As they headed down the creaking boards of the pier, the seagulls waited until the last moment before scattering away and then circling in behind them. Ahead of them was a line of people waiting to embark the paddle-steam ferry, whose engine grinded as black smoke rose, though still moored.
“Is it happening to you already?” Clare asked of Andrew. His face was blanched and clammy.
“I’ll be fine.” He took off his glasses and wiped the profuse sweat beading on his forehead.
“I don’t expect you to do this.”
“You’re not going alone.”
They took their place in the back of the line as passengers handed their paperwork to one of the boat’s crew. With each step forward, Andrew’s agitation noticeably increased.
“What’s with him?” said the man when it was their turn to board.
“Just a bit of a dizzy spell.” Clare grabbed the papers from Andrew’s grasp and handed them to the steward, who seemingly read every line.
“Reporters? The New York Daily, eh?” He returned their credentials and nodded for them to move forward.
As they ventured across the plank to the steamship, Clare felt the full weight of Andrew on her shoulder.
“Please don’t do this,” she pleaded.
“Don’t ask me again,” Andrew snapped.
“Over there is a bench inside where you won’t have to see the water.” They were only a few steps away, but when they arrived, he nearly collapsed onto the wooden seating.
The woman next to them drew her children close into her arms. “He doesn’t look right,” she said with disgust.
Clare scowled at the woman and put her arm around Andrew and stroked his face as the ship lurched and began its short journey across Hudson Bay.
Being in the steamship brought back
memories of her passage across the Atlantic and the depth of illness she suffered. Yet was there ever a day on her trip as difficult as this one was with Andrew? She felt incapable of placating his hysteria and could only hope the trip would end soon. As it turned out, Blackwell’s Island was the last stop on an elongated loop the steamship was navigating, and by the time they arrived at the boat landing, Andrew’s nerves had completely frayed. Fortunately, there was a doctor aboard, who tended to him during the last stretch of the trip.
Finally, the boat drifted into the landing and the nightmare drew near its conclusion as the rope tethered them to shore. The doctor received permission to leave before anyone else, and they bore Andrew away from the dock, each to one side of him, as he dragged along. Clare was already dreading the return trip to Manhattan.
For Clare, the day was overwhelming. Today’s news about her brother. The anxiety regarding Maggie’s state of mind. And now having to deal with Andrew’s condition. What more could she bear?
As it turned out, the doctor was also en route to the asylum and generously offered to share his carriage, an offer they promptly accepted.
Now, away from the water’s edge, Andrew’s recovery was swift, although he remained mired in embarrassment. The doctor, who was an Englishman as well, tried to downplay Andrew’s reaction by suggesting hydrophobia, as he described it, was a common malady.

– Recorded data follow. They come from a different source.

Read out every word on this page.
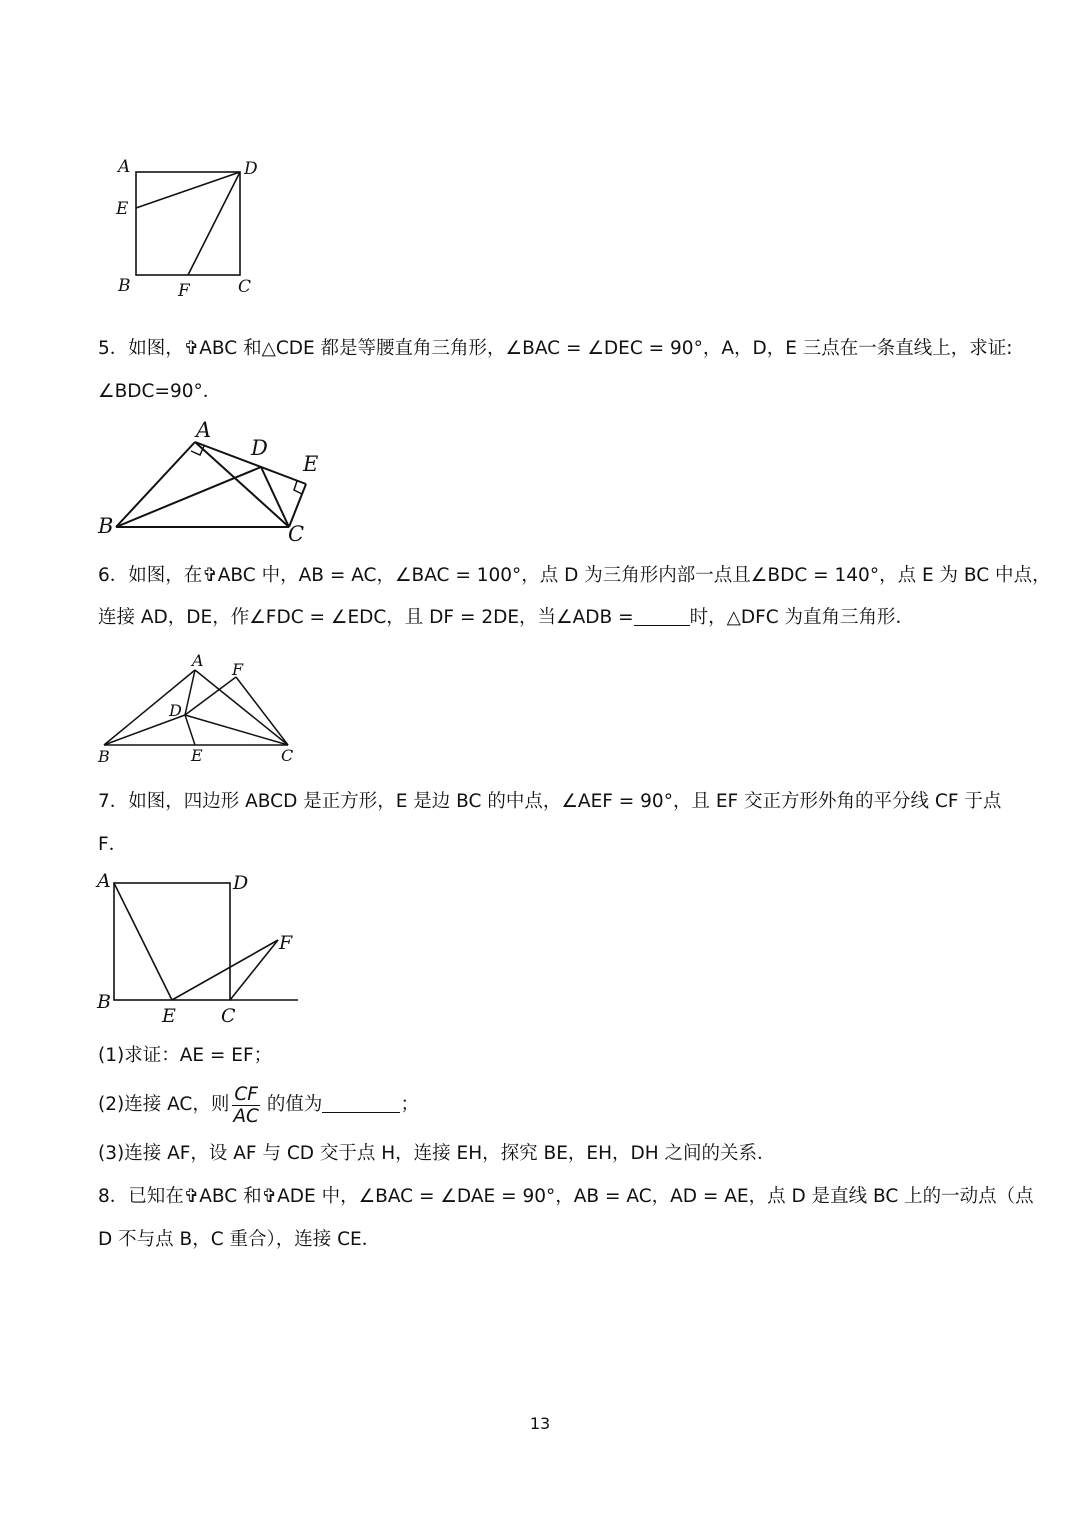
A	D
E
B	F	C
5．如图，✞ABC 和△CDE 都是等腰直角三角形，∠BAC = ∠DEC = 90°，A，D，E 三点在一条直线上，求证:
∠BDC=90°．
A
D
E
B	C
6．如图，在✞ABC 中，AB = AC，∠BAC = 100°，点 D 为三角形内部一点且∠BDC = 140°，点 E 为 BC 中点，
连接 AD，DE，作∠FDC = ∠EDC，且 DF = 2DE，当∠ADB =	时，△DFC 为直角三角形．
A F
D
B	E	C
7．如图，四边形 ABCD 是正方形，E 是边 BC 的中点，∠AEF = 90°，且 EF 交正方形外角的平分线 CF 于点
F．
A	D
F
B
E C
(1)求证：AE = EF；
(2)连接 AC，则 $\frac{CF}{AC}$ 的值为	；
(3)连接 AF，设 AF 与 CD 交于点 H，连接 EH，探究 BE，EH，DH 之间的关系．
8．已知在✞ABC 和✞ADE 中，∠BAC = ∠DAE = 90°，AB = AC，AD = AE，点 D 是直线 BC 上的一动点（点
D 不与点 B，C 重合），连接 CE．
13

“There’s only one proven way to overcome it, I’m afraid. The simple act of bravery you performed today. That’s what’s needed. It’s a fear to be faced.”
“I wouldn’t use the word brave in describing what just happened,” Andrew said. “Hopefully, Doctor, you don’t have plans to commit me.”
The doctor smiled as if in courtesy but became somber. “You’ve never been to Blackwell’s asylum, have you?”
They shook their heads, and glancing out the windows of the black cab, Clare could see the vast, gray walls of the buildings approaching.
“It is a despicable place, if I’m being honest. Devoid of all humanity. As physicians we do our best to treat our patients with care. But we’re mostly overrun. I apologize for my lack of manners. You are here in the capacity of reporters? Isn’t that what you told me?”